Publication year - 2006
Publication title -
child: care, health and development
Language(s) - English
Resource type - Journals
SCImago Journal Rank - 0.832
H-Index - 82
eISSN - 1365-2214
pISSN - 0305-1862
DOI - 10.1111/j.1365-2214.2006.00640_2.x
Subject(s) - dosing , medicine , medical prescription , electronic prescribing , pharmacy , emergency medicine , health maintenance , pediatrics , clinical pharmacy , health care , family medicine , pharmacology , economics , economic growth
Potential medication dosing errors in outpatient pediatrics.

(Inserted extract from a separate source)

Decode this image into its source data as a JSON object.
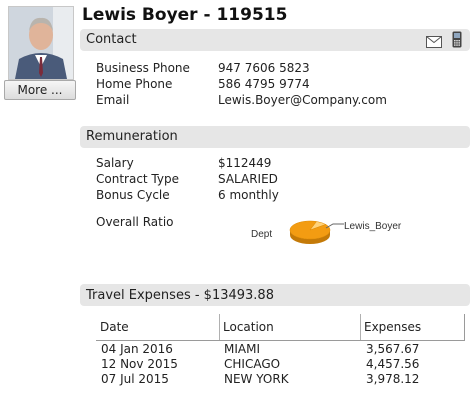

McPhillips H.A. , Stille C.J. , Smith D. , Hecht J. , Pearson J. , Stull J. , Debellis K.P. , Andrade S. , Miller M. , Kaushal R. , Gurwitz J. & Davis R.L.(2005)Journal of Pediatrics,147,761–767.Objective To determine the prevalence of potential dosing errors of medication dispensed to children for 22 common medications. Study design The investigators used automated pharmacy data from three health maintenance organizations. Children were eligible if they were less than 17 years old at the time of dispensing. The investigators randomly selected up to 120 children with a new dispensing prescription for each drug of interest, giving 1933 study subjects. Errors were defined as potential overdoses or potential under‐doses. The error rate in two health maintenance organizations that use paper prescriptions was compared with one health maintenance organization that uses an electronic prescription writer. Results Approximately 15% of children were dispensed a medication with a potential dosing error: 8% were potential overdoses and 7% were potential under‐doses. Among children weighing less than 35 kg, only 67% of doses were dispensed within recommended dosing ranges, and more than 1% were dispensed at more than twice the recommended maximum dose. Analgesics were most likely to be potentially overdosed (15%), whereas anti‐epileptics were most likely potentially under‐dosed (20%). Potential error rates were not lower at the site with an electronic prescription writer. Conclusions Potential medication dosing errors occur frequently in outpatient paediatrics. Studies on the clinical impact of these potential errors and effective error prevention strategies are needed.